BTW, I'm making no claim one way or the other about this, just curious to see how you interpret this hypothesis.
-B
This subject fascinates me greatly and I'm interested at writing about it at length in the future, but here's the tip of the iceberg: this question is a big asterisk in my feelings on the fetish/preference debate. Shitty, yeah, but allow me to wax theoretical. Because I do believe that besides the internet, the other component of exponential growth in the fat community is that fat is more extremely, violently taboo in 2009 than it ever has. In the preceding decade, anorexia and bulimia and "heroin chic" and diet pills entered the mainstream lexicon. The 1990s also desensitized my generation to so-called taboo "sex," with the internet the final nail in the adult-filter coffin, resulting in the availability of the scantily clad female body everywhere from magazine shelves to MySpace. Except all the viewable sex is thin and fit, and visible body fat has been relegated to pornography in itself. I don't think the cumulative rise in the number of self-identified fat admirers since is coincidental, though plenty of fat admirers would disagree and claim to just like what they like. The desensitizing of thin sexuality has given fatness a notoriety that causes closet FAs to take thin wives as a cover from their families, private sector colleagues and themselves (any number of fatties I know could tell you stories of finding out they're the other woman).

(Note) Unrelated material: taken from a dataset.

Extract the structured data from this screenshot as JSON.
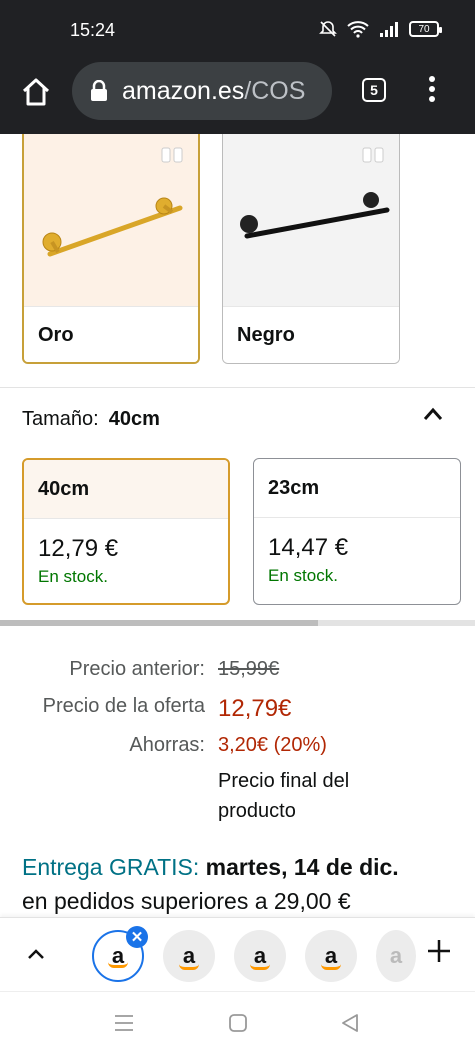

I'm also interested in researching the even more preposterous claim of my own that beauty is cyclical; that fat is making a comeback very, very slowly for different reasons than when it was first popular a hundred-or-so years ago for representing power and wealth. Being fat in 2009 supposedly represents the lower class, dovetailing with unfortunate perceptions of blacks and Latinos and a base "consumer" culture that you can supposedly avoid if you're white and can afford a Bally's membership or digest Fast Food Nation. But black culture is the most imitated in America and around the late 90s, Latin culture (and J.Lo - famous for her unconventional body - in particular) has become a marketable obsession as well. As is the wont of a world where the privileged obsess over the unattainable credibility and freedom of the less so, it's not entirely foolish to suggest fat could be next.